I don’t like things, you know? I am sort of intrigued by them…That’s the most you can do with the world is find it interesting—if you like it, you’re doomed.”

“The danger of it…is that it doesn’t leave room for the unpredictable. You can plan too far ahead and you take all of the shadows out and then it becomes very, very boring—you know, like all Utopias. Nobody really wants to live in paradise.”

“That’s why I think every city bureaucratic should be doubled by a poet. Or they should live with a poet, or you know, keep a poet as a pet. Poet is just pet with an o.”

“We need to be saved from our own arrogance in a certain way and the fact that we feel so good. Because feeling good is not great. Feeling good leads to fascism, you know? When people feel really good they want to march somewhere and beat people up—that’s fascism. It’s good to be a little sick. It makes you sensitive and it gives you empathy. So, I mean, an excess of health is what we really need to be saved from.”

“I have always found if you slide a little French word in your title, things sound better.”

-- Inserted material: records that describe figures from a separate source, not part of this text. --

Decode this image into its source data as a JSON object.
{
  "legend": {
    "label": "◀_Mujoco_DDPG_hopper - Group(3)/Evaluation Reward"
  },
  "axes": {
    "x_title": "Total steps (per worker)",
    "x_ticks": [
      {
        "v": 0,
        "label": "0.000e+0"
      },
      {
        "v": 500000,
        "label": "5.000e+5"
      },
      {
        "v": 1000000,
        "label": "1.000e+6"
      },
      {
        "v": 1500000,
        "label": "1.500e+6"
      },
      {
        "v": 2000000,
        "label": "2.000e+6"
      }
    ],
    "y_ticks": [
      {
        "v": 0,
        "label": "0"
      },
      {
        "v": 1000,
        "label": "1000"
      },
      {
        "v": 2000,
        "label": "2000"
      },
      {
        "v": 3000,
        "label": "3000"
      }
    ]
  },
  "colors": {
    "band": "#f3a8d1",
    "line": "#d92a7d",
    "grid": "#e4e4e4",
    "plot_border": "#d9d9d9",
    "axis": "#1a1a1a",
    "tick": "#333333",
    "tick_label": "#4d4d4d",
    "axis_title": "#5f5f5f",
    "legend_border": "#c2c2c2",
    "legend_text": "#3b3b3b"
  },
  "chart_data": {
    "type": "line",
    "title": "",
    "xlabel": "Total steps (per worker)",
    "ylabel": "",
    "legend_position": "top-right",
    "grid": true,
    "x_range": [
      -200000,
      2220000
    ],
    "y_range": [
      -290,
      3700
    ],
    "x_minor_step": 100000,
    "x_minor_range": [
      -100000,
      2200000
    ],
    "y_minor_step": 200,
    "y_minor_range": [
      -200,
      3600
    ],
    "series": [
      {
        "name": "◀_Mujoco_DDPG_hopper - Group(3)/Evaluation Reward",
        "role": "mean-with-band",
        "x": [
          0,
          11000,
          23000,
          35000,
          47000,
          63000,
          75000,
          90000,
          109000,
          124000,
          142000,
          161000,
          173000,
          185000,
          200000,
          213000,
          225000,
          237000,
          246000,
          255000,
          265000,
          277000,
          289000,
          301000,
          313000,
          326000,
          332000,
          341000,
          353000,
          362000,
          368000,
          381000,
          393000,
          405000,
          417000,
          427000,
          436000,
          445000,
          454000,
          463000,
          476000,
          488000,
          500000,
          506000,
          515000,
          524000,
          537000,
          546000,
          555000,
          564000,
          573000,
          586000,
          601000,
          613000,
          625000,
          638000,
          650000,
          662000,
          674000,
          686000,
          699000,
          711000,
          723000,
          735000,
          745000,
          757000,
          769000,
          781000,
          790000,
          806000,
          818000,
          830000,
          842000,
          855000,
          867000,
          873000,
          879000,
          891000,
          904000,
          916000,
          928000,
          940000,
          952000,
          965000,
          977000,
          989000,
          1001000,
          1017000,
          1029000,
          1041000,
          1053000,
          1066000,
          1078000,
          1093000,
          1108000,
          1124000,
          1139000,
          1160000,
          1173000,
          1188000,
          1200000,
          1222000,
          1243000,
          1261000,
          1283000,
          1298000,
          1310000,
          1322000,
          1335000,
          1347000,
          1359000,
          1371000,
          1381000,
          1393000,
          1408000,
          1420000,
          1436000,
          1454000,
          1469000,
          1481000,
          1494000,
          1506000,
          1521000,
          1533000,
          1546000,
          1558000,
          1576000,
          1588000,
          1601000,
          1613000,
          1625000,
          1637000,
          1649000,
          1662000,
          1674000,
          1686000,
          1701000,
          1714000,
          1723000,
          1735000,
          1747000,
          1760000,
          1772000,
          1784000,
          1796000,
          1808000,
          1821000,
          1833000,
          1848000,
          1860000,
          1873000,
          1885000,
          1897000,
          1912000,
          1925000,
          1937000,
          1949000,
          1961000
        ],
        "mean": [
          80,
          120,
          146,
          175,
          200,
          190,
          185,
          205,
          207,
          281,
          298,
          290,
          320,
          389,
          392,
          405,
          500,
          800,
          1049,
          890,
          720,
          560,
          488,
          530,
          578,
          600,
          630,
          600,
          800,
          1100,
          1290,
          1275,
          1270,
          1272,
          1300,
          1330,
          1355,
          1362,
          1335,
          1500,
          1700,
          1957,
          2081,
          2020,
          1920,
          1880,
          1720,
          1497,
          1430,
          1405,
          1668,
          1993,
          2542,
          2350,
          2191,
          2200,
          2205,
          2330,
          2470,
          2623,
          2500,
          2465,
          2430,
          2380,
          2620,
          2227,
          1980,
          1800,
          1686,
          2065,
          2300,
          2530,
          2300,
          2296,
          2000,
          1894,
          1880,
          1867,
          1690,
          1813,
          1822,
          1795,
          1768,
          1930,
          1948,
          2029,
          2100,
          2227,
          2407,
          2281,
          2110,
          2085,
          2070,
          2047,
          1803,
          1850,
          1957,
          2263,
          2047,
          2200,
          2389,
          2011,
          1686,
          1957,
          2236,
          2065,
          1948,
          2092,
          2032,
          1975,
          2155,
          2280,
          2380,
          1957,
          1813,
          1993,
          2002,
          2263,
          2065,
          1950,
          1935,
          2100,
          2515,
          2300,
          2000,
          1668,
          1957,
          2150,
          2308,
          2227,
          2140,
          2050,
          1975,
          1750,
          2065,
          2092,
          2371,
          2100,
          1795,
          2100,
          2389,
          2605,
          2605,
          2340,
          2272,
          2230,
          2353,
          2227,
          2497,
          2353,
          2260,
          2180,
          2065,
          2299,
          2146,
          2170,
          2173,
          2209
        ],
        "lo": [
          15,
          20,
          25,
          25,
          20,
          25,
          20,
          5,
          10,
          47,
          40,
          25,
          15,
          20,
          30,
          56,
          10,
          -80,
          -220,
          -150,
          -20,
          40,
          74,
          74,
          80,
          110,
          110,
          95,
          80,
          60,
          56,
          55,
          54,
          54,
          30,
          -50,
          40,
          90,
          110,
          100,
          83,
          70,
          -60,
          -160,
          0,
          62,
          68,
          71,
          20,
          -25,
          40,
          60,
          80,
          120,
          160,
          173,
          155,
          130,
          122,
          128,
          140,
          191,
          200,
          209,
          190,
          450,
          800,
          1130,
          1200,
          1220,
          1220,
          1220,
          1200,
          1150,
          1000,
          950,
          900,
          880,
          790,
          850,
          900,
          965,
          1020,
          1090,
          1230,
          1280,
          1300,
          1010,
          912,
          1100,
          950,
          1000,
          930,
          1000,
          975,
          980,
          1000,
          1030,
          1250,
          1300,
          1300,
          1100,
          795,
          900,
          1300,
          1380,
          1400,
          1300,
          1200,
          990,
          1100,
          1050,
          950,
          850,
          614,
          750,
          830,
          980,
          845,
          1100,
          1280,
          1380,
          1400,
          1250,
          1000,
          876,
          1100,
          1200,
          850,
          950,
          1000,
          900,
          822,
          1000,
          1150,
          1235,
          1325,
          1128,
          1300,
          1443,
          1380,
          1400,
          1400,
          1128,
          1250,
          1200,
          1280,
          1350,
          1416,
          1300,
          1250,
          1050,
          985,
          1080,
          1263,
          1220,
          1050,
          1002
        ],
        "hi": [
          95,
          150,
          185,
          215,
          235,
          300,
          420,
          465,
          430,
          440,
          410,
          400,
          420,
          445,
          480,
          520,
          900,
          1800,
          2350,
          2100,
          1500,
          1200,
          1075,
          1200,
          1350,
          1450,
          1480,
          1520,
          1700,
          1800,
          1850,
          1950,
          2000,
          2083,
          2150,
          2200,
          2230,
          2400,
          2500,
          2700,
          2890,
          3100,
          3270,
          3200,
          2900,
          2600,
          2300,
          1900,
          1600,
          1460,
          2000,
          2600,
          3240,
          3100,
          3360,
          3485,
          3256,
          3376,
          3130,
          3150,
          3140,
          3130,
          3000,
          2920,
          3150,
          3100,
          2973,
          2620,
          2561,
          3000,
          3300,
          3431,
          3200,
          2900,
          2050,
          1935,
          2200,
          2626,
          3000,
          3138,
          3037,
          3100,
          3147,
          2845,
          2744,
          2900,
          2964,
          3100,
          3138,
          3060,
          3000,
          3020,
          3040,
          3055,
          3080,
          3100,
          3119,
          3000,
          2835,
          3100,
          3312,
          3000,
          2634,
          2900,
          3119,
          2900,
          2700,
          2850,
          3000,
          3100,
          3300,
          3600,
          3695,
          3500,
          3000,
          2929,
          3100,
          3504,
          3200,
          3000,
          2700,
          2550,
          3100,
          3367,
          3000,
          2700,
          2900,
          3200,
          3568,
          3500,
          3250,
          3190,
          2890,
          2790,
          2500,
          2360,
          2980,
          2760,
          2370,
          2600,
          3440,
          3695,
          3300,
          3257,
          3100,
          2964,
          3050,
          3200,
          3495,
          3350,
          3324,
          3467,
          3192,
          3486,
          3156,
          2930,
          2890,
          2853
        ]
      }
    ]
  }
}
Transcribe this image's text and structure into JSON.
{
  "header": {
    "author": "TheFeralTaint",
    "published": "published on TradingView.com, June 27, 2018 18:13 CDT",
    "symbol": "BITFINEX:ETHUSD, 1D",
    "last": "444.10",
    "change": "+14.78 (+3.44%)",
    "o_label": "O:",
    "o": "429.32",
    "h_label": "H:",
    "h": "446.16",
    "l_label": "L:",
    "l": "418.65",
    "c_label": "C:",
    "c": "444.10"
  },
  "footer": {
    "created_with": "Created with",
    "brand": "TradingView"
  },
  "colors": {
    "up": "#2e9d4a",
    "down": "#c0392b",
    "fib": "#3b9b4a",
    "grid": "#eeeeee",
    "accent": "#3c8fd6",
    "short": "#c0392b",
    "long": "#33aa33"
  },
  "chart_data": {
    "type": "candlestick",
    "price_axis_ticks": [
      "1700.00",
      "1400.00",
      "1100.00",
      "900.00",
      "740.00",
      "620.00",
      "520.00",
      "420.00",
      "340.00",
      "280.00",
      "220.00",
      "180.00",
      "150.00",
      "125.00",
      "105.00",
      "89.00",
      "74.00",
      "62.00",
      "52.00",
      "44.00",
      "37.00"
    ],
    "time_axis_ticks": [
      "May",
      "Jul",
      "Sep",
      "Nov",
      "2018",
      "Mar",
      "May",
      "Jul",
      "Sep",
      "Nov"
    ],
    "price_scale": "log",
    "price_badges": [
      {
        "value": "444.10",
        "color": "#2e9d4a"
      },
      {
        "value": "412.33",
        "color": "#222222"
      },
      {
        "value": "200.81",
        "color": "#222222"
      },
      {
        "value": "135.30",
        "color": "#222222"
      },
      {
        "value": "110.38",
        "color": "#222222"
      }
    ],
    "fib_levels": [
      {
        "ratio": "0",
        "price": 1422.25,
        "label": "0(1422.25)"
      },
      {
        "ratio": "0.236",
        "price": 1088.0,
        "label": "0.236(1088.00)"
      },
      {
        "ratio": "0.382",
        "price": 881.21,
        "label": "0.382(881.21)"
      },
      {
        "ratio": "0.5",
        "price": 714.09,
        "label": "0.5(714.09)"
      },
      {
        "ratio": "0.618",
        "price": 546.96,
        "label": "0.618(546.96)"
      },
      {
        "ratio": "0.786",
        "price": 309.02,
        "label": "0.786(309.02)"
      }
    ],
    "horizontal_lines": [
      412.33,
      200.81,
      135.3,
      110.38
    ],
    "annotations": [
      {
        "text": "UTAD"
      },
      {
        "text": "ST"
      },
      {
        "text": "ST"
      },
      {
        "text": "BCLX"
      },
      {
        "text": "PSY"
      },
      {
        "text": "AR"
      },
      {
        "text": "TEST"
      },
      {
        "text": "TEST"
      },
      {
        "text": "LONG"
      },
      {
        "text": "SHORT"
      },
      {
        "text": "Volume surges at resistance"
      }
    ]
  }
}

Born in Romania, Andrei Codrescu emigrated to the United States in 1966. His first book of poetry, License to Carry a Gun, won the 1970 Big Table Poetry award. In 1983, he founded Exquisite Corpse: a Journal of Books & Ideas and became a regular commentator for NPR’s All Things Considered. In 1989, he returned to Romania to cover the fall of the Ceausescu regime for NPR and ABC News. From this experience, he wrote The Hole in the Flag: an Exile’s Story of Return and Revolution. Codrescu is the author of over forty books, including The Posthuman Dada Guide: Tzara and Lenin Play Chess, Jealous Witness, and Whatever Gets You Through the Night. He is also a screenwriter and received the Peabody award for his film Road Scholar, which he also starred in. He has taught literature and poetry at Johns Hopkins University, University of Baltimore, and Louisiana State University, where he was MacCurdy Distinguished Professor of English.